The following environment variables may be set to configure the application:

* `NEXT_PUBLIC_BG_URL` - The URL of the background image.
* `NEXT_PUBLIC_VRM_URL` - The URL of the VRM file.
* `NEXT_PUBLIC_YOUTUBE_VIDEOID` - The ID of the YouTube video.
* `NEXT_PUBLIC_ANIMATION_URL` - The URL of the animation file.

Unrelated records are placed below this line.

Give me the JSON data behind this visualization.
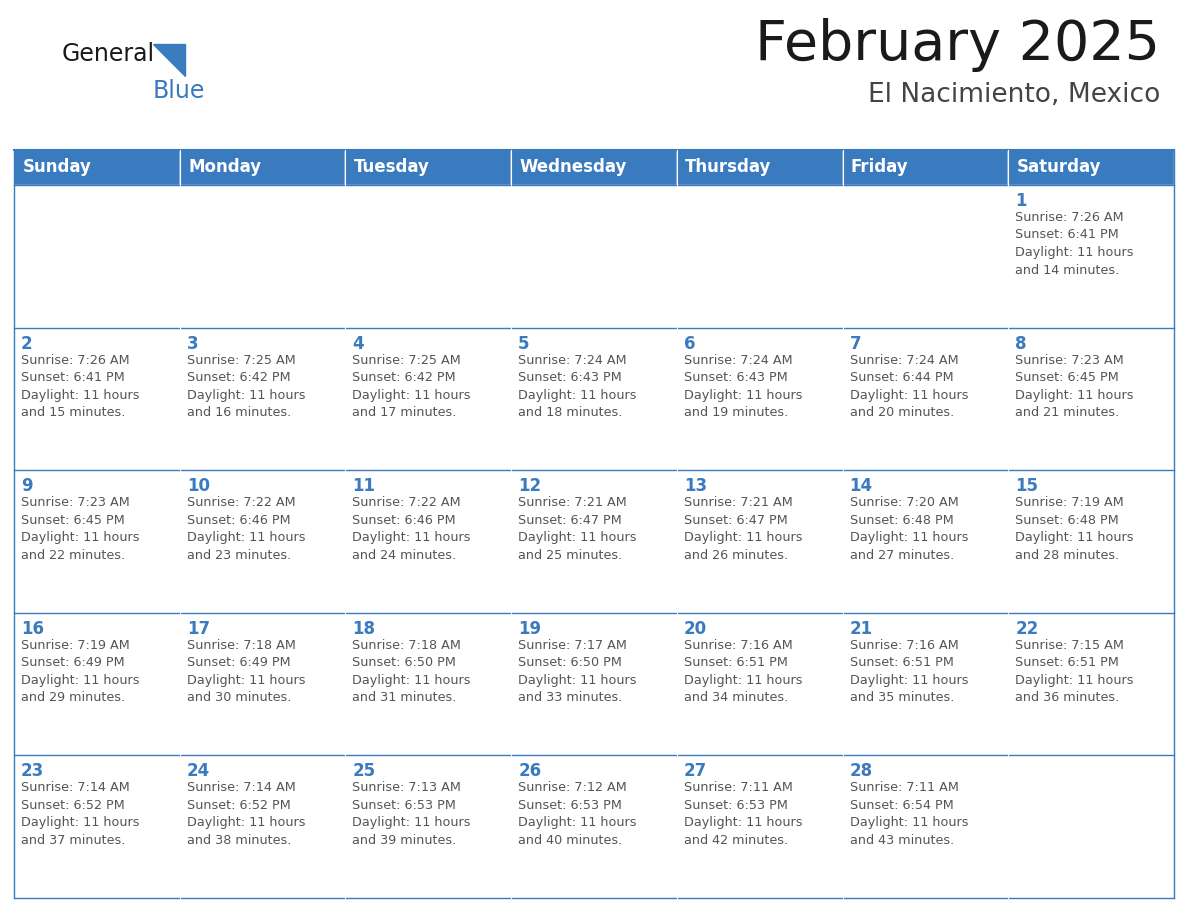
{
  "title": "February 2025",
  "subtitle": "El Nacimiento, Mexico",
  "header_bg_color": "#3a7abf",
  "header_text_color": "#ffffff",
  "cell_border_color": "#3a7abf",
  "row_separator_color": "#3a7abf",
  "day_number_color": "#3a7abf",
  "info_text_color": "#555555",
  "background_color": "#ffffff",
  "days_of_week": [
    "Sunday",
    "Monday",
    "Tuesday",
    "Wednesday",
    "Thursday",
    "Friday",
    "Saturday"
  ],
  "weeks": [
    [
      {
        "day": null,
        "info": null
      },
      {
        "day": null,
        "info": null
      },
      {
        "day": null,
        "info": null
      },
      {
        "day": null,
        "info": null
      },
      {
        "day": null,
        "info": null
      },
      {
        "day": null,
        "info": null
      },
      {
        "day": 1,
        "info": "Sunrise: 7:26 AM\nSunset: 6:41 PM\nDaylight: 11 hours\nand 14 minutes."
      }
    ],
    [
      {
        "day": 2,
        "info": "Sunrise: 7:26 AM\nSunset: 6:41 PM\nDaylight: 11 hours\nand 15 minutes."
      },
      {
        "day": 3,
        "info": "Sunrise: 7:25 AM\nSunset: 6:42 PM\nDaylight: 11 hours\nand 16 minutes."
      },
      {
        "day": 4,
        "info": "Sunrise: 7:25 AM\nSunset: 6:42 PM\nDaylight: 11 hours\nand 17 minutes."
      },
      {
        "day": 5,
        "info": "Sunrise: 7:24 AM\nSunset: 6:43 PM\nDaylight: 11 hours\nand 18 minutes."
      },
      {
        "day": 6,
        "info": "Sunrise: 7:24 AM\nSunset: 6:43 PM\nDaylight: 11 hours\nand 19 minutes."
      },
      {
        "day": 7,
        "info": "Sunrise: 7:24 AM\nSunset: 6:44 PM\nDaylight: 11 hours\nand 20 minutes."
      },
      {
        "day": 8,
        "info": "Sunrise: 7:23 AM\nSunset: 6:45 PM\nDaylight: 11 hours\nand 21 minutes."
      }
    ],
    [
      {
        "day": 9,
        "info": "Sunrise: 7:23 AM\nSunset: 6:45 PM\nDaylight: 11 hours\nand 22 minutes."
      },
      {
        "day": 10,
        "info": "Sunrise: 7:22 AM\nSunset: 6:46 PM\nDaylight: 11 hours\nand 23 minutes."
      },
      {
        "day": 11,
        "info": "Sunrise: 7:22 AM\nSunset: 6:46 PM\nDaylight: 11 hours\nand 24 minutes."
      },
      {
        "day": 12,
        "info": "Sunrise: 7:21 AM\nSunset: 6:47 PM\nDaylight: 11 hours\nand 25 minutes."
      },
      {
        "day": 13,
        "info": "Sunrise: 7:21 AM\nSunset: 6:47 PM\nDaylight: 11 hours\nand 26 minutes."
      },
      {
        "day": 14,
        "info": "Sunrise: 7:20 AM\nSunset: 6:48 PM\nDaylight: 11 hours\nand 27 minutes."
      },
      {
        "day": 15,
        "info": "Sunrise: 7:19 AM\nSunset: 6:48 PM\nDaylight: 11 hours\nand 28 minutes."
      }
    ],
    [
      {
        "day": 16,
        "info": "Sunrise: 7:19 AM\nSunset: 6:49 PM\nDaylight: 11 hours\nand 29 minutes."
      },
      {
        "day": 17,
        "info": "Sunrise: 7:18 AM\nSunset: 6:49 PM\nDaylight: 11 hours\nand 30 minutes."
      },
      {
        "day": 18,
        "info": "Sunrise: 7:18 AM\nSunset: 6:50 PM\nDaylight: 11 hours\nand 31 minutes."
      },
      {
        "day": 19,
        "info": "Sunrise: 7:17 AM\nSunset: 6:50 PM\nDaylight: 11 hours\nand 33 minutes."
      },
      {
        "day": 20,
        "info": "Sunrise: 7:16 AM\nSunset: 6:51 PM\nDaylight: 11 hours\nand 34 minutes."
      },
      {
        "day": 21,
        "info": "Sunrise: 7:16 AM\nSunset: 6:51 PM\nDaylight: 11 hours\nand 35 minutes."
      },
      {
        "day": 22,
        "info": "Sunrise: 7:15 AM\nSunset: 6:51 PM\nDaylight: 11 hours\nand 36 minutes."
      }
    ],
    [
      {
        "day": 23,
        "info": "Sunrise: 7:14 AM\nSunset: 6:52 PM\nDaylight: 11 hours\nand 37 minutes."
      },
      {
        "day": 24,
        "info": "Sunrise: 7:14 AM\nSunset: 6:52 PM\nDaylight: 11 hours\nand 38 minutes."
      },
      {
        "day": 25,
        "info": "Sunrise: 7:13 AM\nSunset: 6:53 PM\nDaylight: 11 hours\nand 39 minutes."
      },
      {
        "day": 26,
        "info": "Sunrise: 7:12 AM\nSunset: 6:53 PM\nDaylight: 11 hours\nand 40 minutes."
      },
      {
        "day": 27,
        "info": "Sunrise: 7:11 AM\nSunset: 6:53 PM\nDaylight: 11 hours\nand 42 minutes."
      },
      {
        "day": 28,
        "info": "Sunrise: 7:11 AM\nSunset: 6:54 PM\nDaylight: 11 hours\nand 43 minutes."
      },
      {
        "day": null,
        "info": null
      }
    ]
  ],
  "logo_general_color": "#1a1a1a",
  "logo_blue_color": "#3a7abf",
  "logo_triangle_color": "#3a7abf",
  "title_fontsize": 40,
  "subtitle_fontsize": 19,
  "header_fontsize": 12,
  "day_number_fontsize": 12,
  "info_fontsize": 9.2
}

* `NEXT_PUBLIC_CHATBOT_BACKEND` - The backend to use for chatbot. Valid values are `echo`, `openai`, `llamacpp`, `ollama`, and `koboldai`
* `NEXT_PUBLIC_OPENAI_APIKEY` - The API key for OpenAI.
* `NEXT_PUBLIC_OPENAI_URL` - The URL of the OpenAI API.
* `NEXT_PUBLIC_OPENAI_MODEL` - The model to use for OpenAI.
* `NEXT_PUBLIC_LLAMACPP_URL` - The URL of the LlamaCPP API.
* `NEXT_PUBLIC_OLLAMA_URL` - The URL of the Ollama API.
* `NEXT_PUBLIC_OLLAMA_MODEL` - The model to use for Ollama.
* `NEXT_PUBLIC_KOBOLDAI_URL` - The URL of the KoboldAI API.
* `NEXT_PUBLIC_KOBOLDAI_USE_EXTRA` - Whether to use extra api for KoboldAI (KoboldCpp).
* `NEXT_PUBLIC_TTS_BACKEND` - The backend to use for TTS. Valid values are `none`, `openai_tts`, `elevenlabs`, `coqui`, and `speecht5`
* `NEXT_PUBLIC_STT_BACKEND` - The backend to use for STT. Valid values are `none`, `whisper_browser`, `whispercpp`, and `whispercpp_server`
* `NEXT_PUBLIC_VISION_BACKEND` - The backend to use for vision. Valid values are `none`, and `llamacpp`
* `NEXT_PUBLIC_VISION_SYSTEM_PROMPT` - The system prompt to use for vision.
* `NEXT_PUBLIC_VISION_LLAMACPP_URL` - The URL of the LlamaCPP API.
* `NEXT_PUBLIC_WHISPERCPP_URL` - The URL of the WhisperCPP API.
* `NEXT_PUBLIC_OPENAI_WHISPER_APIKEY` - The API key for OpenAI.
* `NEXT_PUBLIC_OPENAI_WHISPER_URL` - The URL of the OpenAI API.
* `NEXT_PUBLIC_OPENAI_WHISPER_MODEL` - The model to use for OpenAI.
* `NEXT_PUBLIC_OPENAI_TTS_APIKEY` - The API key for OpenAI.
* `NEXT_PUBLIC_OPENAI_TTS_URL` - The URL of the OpenAI API.
* `NEXT_PUBLIC_OPENAI_TTS_MODEL` - The model to use for OpenAI.
* `NEXT_PUBLIC_ELEVENLABS_APIKEY` - The API key for Eleven Labs.
* `NEXT_PUBLIC_ELEVENLABS_VOICEID` - The voice ID to use for Eleven Labs.
* `NEXT_PUBLIC_ELEVENLABS_MODEL` - The model to use for Eleven Labs.
* `NEXT_PUBLIC_SPEECHT5_SPEAKER_EMBEDDING_URL` - The URL of the speaker embedding file for SpeechT5.
* `NEXT_PUBLIC_COQUI_APIKEY` - The API key for Coqui.
* `NEXT_PUBLIC_COQUI_VOICEID` - The voice ID to use for Coqui.
* `NEXT_PUBLIC_SYSTEM_PROMPT` - The system prompt to use for OpenAI.